Yani Maria olarak adlandırılan bu yapıların, krater tabanlarından gelen lav akıntılarının kaplaması sonucunda oluştuğunu anlayabiliyoruz.
Arizona State Üniversitesinden Robert Wagner, Ay’ın yüzeyindeki bu çukurların düşen göktaşı sonucunda oluşan titreşimler nedeniyle altı boşalmış yüzeyin çökmesiyle oluştuğunu ifade ediyor. Aslında yüzeyin altında erimiş bir kayanın aktığı ve zamanla uzun tüpe benzeyen geçitlere neden olduğu düşünülüyor. Bu da zamanla Ay yüzeyinin çökmesine neden oluyor.
Ay’ın yüzeyine büyük bir şiddetle çarpan göktaşı, yüzeyi yukarı savurarak alttaki lavın dışarı çıkmasını sağlayabilir. Böylelikle de yüzey altında farklı boşluklar oluşabilir diyebiliyoruz. Hatta Wagner, bu çukurların yüzeyinde yapılacak incelemeler sayesinde bu çukur katmanlarının yaşlarının belirlenebileceğini söylüyor. Üstüne üstlük bu çukurlar içerisinde sıkışıp kalmış olan Güneş rüzgarı parçacıklarının da bulunabileceği düşünülüyor.
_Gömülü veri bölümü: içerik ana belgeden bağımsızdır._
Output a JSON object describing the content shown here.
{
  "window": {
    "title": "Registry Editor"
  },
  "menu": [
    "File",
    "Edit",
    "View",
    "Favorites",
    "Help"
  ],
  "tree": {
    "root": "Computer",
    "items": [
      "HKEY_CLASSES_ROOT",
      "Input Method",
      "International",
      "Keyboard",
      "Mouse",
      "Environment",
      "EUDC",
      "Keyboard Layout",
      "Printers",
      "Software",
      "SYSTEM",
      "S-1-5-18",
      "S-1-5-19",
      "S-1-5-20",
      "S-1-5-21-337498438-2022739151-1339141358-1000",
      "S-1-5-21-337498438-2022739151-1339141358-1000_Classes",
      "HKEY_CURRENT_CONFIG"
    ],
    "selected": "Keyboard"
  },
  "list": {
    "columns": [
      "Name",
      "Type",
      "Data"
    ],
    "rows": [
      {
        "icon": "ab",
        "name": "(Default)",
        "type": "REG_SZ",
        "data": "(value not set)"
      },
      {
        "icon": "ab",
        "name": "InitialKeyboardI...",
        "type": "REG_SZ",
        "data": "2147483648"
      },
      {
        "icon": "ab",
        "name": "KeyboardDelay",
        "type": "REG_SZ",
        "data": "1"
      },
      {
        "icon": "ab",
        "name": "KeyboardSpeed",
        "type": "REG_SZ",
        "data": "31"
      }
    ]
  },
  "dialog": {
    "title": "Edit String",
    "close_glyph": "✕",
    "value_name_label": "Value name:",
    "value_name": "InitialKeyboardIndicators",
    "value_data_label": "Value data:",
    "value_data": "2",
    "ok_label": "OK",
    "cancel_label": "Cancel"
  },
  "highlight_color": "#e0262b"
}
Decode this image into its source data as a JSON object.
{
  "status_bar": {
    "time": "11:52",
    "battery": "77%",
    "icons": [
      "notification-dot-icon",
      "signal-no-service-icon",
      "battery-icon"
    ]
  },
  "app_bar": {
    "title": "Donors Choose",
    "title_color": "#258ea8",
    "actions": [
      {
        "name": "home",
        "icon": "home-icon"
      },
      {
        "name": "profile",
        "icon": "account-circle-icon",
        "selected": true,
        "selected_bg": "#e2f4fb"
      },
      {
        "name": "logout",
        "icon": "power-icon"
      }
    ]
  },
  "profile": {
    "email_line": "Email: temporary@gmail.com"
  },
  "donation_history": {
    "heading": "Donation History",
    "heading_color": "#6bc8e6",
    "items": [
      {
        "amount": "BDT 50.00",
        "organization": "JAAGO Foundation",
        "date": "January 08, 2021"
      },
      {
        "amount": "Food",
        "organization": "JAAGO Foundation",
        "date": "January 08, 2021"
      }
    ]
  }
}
Günümüze kadar görülen 200’den fazla delikten 29’unun bir milyar yıl yaşından genç olduğu tespit edilmiş. Hatta bilim insanları, bunları ‘Kopernik’ krateri içerisinde sınıflandırmışlar. Uzay aracı Kaguya’nın keşfettiği üç deliğin de bu sınıflandırma arasında olduğu biliniyor. En nihayetinde Ay’ın yüzeyinde gördüğünüz o çukurlaşmış bölgelerin katılaşmış lavlardan oluştuğunu bilmelisiniz…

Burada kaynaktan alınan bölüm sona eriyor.